10 Jun 2012 by Jim Fickett.
We got a great quote-of-the-day from Spain's finance minister, Luis de Guindos, in the Financial Times' first announcement of the latest agreement (an EU loan of up to 100 billion euros to Spain's bank rescue fund):
“What is being requested is financial assistance. It has nothing to do with a rescue,” Mr de Guindos said.
The way in which this is true does matter, at least for saving face. Because the bailout is intended specifically for the financial sector,
bailout rules give EU authorities a strong hand over the ongoing reform of Spain’s financial sector but allow it to impose only “light” conditions on the government itself, allowing Madrid to avoid the intrusive EU-monitored austerity programmes now under way in Greece, Ireland and Portugal.

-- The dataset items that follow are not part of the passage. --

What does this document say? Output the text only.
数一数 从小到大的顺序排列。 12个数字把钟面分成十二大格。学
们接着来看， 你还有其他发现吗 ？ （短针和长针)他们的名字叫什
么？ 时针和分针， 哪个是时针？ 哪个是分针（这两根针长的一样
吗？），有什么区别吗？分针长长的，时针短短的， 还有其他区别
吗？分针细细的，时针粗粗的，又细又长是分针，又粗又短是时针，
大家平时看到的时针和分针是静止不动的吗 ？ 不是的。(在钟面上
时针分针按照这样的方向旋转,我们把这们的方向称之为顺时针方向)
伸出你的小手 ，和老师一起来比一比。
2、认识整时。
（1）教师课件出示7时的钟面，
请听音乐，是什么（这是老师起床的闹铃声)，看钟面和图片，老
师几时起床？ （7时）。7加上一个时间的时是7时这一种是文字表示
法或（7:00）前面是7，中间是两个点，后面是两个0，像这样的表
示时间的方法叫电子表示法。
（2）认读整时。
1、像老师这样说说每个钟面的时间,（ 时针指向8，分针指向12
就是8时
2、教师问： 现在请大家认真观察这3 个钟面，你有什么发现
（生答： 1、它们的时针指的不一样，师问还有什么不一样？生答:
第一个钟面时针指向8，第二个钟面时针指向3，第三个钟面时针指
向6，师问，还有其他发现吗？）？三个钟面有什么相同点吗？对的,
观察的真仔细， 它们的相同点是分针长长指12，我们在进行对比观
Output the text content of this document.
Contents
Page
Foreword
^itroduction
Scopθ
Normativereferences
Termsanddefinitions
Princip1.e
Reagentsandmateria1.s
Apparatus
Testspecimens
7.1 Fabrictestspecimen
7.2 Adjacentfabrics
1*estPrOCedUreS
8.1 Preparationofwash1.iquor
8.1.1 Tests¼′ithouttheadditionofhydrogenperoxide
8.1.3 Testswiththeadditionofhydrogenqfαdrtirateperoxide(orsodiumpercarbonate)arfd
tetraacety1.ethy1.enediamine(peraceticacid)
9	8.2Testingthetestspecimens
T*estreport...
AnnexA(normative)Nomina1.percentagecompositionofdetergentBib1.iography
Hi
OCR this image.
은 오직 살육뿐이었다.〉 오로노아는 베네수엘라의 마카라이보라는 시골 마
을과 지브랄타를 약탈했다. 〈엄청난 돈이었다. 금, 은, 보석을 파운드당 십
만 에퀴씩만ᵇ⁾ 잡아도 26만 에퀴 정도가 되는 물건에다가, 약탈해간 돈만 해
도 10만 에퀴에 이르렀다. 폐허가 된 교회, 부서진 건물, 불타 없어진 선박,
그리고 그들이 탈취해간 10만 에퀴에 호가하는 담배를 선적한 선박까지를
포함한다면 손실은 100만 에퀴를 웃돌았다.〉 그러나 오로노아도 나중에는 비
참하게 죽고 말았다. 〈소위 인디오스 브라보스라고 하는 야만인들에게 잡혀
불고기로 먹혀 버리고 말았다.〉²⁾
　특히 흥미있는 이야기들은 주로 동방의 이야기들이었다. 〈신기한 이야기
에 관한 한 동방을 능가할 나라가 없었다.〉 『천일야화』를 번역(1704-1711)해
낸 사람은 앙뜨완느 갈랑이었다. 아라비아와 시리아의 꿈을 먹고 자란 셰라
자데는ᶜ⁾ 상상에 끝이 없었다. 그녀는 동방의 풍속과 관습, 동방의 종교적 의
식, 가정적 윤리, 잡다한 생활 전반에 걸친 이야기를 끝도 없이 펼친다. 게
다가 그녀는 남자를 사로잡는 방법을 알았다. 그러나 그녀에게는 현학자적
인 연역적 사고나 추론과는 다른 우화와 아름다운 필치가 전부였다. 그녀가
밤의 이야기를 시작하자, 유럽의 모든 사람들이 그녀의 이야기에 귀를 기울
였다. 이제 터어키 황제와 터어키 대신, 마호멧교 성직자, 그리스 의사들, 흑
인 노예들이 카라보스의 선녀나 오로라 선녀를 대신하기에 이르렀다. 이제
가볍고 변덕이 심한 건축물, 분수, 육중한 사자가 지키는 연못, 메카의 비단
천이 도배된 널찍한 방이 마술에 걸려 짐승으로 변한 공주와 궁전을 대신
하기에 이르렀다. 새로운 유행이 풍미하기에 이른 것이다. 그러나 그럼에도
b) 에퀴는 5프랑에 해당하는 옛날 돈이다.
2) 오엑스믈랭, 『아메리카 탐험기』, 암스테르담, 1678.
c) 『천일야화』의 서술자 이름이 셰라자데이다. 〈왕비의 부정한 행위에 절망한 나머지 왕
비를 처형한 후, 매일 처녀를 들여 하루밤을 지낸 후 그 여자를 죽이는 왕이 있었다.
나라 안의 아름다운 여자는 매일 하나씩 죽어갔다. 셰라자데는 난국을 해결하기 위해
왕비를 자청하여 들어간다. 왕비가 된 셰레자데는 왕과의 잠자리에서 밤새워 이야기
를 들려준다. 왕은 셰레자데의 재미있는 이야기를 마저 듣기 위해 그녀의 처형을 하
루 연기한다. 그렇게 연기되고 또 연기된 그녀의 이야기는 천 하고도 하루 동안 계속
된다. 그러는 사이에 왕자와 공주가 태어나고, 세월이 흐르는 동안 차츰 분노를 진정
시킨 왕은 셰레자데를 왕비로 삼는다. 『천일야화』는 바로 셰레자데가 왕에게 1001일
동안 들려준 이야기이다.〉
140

The pretense that the problem is only in the banks not only helps Spain save face, but also helps the EU convince investors that they needn't panic over euro-denominated debt in general (especially that of Spain and Italy).
However given that the ECB's recent liquidity provisions were used by Spanish banks to hoover up more government debt, that an IMF analysis released on Friday suggests Spanish banks need to investigate real-world property prices, and that a Barclay's analysis suggests the latest not-a-rescue might not be big enough, I doubt we have heard the last of Spain's debt problems.